Object Storage + Delta (transactions) + Spark (compute) + Governance

Delta Tables: What & Where

A Delta Table is a set of Parquet files plus a _delta_log/ transaction log stored in your cloud object storage:

/path/to/table/
 ├─ part-0000.snappy.parquet
 ├─ part-0001.snappy.parquet
 └─ _delta_log/
     ├─ 00000000000000000000.json
     ├─ 00000000000000000001.json
     └─ ...

Managed table

CREATE TABLE sales (region STRING, amount DOUBLE);

Stored under the workspace-managed path (e.g., dbfs:/user/hive/warehouse/).

External table

CREATE TABLE sales
USING DELTA
LOCATION 'abfss://datalake@account.dfs.core.windows.net/bronze/sales';

Physically stored in your ADLS/S3/GCS path; catalog just points to it.

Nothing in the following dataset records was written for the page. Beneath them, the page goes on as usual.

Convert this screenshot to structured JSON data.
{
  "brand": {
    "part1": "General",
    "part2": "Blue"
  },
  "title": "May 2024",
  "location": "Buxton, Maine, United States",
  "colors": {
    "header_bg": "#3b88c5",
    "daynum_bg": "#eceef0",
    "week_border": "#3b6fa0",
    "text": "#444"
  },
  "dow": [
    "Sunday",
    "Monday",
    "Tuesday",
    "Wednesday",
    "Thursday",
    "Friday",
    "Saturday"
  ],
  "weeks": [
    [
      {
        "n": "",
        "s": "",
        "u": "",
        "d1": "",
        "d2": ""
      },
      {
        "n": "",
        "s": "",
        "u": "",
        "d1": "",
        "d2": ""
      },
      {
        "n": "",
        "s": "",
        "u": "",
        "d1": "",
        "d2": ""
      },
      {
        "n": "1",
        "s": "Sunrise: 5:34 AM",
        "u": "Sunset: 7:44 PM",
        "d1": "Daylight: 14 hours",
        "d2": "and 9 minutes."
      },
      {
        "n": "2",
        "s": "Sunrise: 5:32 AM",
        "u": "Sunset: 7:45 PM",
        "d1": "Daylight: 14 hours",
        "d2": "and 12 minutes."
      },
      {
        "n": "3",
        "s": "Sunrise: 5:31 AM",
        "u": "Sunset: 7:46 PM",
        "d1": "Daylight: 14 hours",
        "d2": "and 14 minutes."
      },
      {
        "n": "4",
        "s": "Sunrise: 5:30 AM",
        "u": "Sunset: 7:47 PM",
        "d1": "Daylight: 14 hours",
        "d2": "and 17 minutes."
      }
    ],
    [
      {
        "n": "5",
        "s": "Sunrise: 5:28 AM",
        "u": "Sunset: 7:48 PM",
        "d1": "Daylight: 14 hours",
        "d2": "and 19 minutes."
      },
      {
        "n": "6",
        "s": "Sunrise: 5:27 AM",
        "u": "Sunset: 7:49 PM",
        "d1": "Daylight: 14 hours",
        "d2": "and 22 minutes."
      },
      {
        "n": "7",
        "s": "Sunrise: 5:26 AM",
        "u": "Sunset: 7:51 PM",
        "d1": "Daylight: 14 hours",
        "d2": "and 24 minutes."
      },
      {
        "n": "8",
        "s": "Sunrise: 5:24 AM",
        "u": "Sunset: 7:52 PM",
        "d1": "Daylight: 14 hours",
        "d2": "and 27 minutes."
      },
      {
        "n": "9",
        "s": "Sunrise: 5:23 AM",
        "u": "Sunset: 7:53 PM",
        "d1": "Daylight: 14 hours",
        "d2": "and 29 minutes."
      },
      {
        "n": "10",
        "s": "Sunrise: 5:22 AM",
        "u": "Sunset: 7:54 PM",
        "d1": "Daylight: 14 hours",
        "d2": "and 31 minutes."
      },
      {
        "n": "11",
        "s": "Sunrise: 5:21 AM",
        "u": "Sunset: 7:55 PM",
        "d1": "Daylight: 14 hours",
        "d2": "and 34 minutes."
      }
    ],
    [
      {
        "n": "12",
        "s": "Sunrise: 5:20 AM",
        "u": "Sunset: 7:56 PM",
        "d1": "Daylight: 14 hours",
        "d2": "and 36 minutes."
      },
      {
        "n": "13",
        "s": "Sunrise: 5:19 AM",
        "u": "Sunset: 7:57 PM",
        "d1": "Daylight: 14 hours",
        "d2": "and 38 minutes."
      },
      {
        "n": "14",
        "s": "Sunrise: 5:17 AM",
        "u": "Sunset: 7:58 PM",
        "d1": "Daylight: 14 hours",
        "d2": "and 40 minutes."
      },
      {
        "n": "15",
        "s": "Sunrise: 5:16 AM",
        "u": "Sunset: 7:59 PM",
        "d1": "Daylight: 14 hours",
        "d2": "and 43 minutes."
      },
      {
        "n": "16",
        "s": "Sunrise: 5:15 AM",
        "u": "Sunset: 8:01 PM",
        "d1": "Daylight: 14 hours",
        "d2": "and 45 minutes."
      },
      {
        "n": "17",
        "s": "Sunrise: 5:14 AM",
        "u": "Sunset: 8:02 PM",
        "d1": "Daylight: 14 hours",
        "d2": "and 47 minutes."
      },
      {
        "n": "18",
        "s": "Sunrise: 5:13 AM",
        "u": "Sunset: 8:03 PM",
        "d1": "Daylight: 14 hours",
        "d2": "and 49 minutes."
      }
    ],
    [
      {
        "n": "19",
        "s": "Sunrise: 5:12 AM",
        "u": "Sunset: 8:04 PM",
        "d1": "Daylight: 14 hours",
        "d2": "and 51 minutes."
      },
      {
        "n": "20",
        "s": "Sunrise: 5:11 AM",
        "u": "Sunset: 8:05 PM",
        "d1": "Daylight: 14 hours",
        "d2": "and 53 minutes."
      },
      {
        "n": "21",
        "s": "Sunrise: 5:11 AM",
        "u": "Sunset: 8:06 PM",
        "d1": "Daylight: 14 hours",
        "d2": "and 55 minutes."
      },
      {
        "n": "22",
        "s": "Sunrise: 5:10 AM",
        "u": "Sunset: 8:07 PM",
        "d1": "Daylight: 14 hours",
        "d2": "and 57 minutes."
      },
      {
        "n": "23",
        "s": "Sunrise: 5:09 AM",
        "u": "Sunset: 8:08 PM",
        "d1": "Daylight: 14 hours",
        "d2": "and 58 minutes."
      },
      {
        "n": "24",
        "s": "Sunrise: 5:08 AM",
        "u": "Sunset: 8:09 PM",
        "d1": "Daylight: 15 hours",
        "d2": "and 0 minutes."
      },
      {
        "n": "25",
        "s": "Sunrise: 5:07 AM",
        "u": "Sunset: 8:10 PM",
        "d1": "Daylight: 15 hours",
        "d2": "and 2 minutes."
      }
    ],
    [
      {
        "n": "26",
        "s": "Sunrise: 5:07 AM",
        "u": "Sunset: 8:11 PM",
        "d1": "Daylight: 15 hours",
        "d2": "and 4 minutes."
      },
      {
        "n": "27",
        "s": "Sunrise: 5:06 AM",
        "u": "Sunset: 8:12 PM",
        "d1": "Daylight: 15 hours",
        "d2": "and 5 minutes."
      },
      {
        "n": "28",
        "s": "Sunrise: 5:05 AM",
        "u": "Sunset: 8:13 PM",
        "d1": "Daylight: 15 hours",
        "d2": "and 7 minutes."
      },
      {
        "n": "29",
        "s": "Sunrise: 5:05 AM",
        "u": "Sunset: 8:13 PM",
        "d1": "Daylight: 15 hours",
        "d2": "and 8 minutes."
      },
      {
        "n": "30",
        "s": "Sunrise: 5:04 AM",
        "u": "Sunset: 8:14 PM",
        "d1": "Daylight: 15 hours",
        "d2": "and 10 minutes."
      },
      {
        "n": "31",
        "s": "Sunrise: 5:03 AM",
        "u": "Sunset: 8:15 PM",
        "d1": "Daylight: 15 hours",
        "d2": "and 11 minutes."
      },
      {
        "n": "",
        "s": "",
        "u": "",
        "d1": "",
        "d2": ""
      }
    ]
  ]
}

How a Delta Write & Commit Works

  1. Executors write new Parquet data to temporary locations.
  2. Driver prepares a JSON action file under _delta_log/.
  3. Atomic commit: the new log version (e.g., 0002.json) becomes visible.
  4. Readers see a consistent snapshot; older readers continue on old versions (snapshot isolation).
Delta Lake write and commit process diagram
Delta Lake write path: from temporary files to atomic commit in _delta_log/.

How a Delta Read Builds a Snapshot

Readers list _delta_log/, apply actions from JSON (and checkpoints) to determine the active data files for the requested version, then read only those Parquet files.

Delta Lake read process using _delta_log and checkpoints
Read path: _delta_log + checkpoints → snapshot → filtered file reads.

Where Temporary Storage Lives

Temporary storage layers before Delta commit
Two-stage temp storage: executor local disk → cloud temporary path.

What is DBFS?

DBFS is a Databricks filesystem abstraction that lets you access cloud object storage with simple paths like /dbfs/mnt/datalake/ or dbfs:/mnt/datalake/. Mounts map to S3/ADLS/GCS; managed tables live under dbfs:/user/hive/warehouse/.

DBFS architecture between cluster and cloud storage
DBFS connects your cluster to cloud object storage via mounts; /local_disk0 is ephemeral.

How “Folders” Work on Object Storage

Object stores are flat key–value systems. Delta uses naming conventions and prefix listings to simulate directories. Example keys:

s3://bucket/sales/_delta_log/00000000000000000000.json
s3://bucket/sales/part-0001.snappy.parquet

The slashes in keys are just delimiters used for grouping in listings and UIs.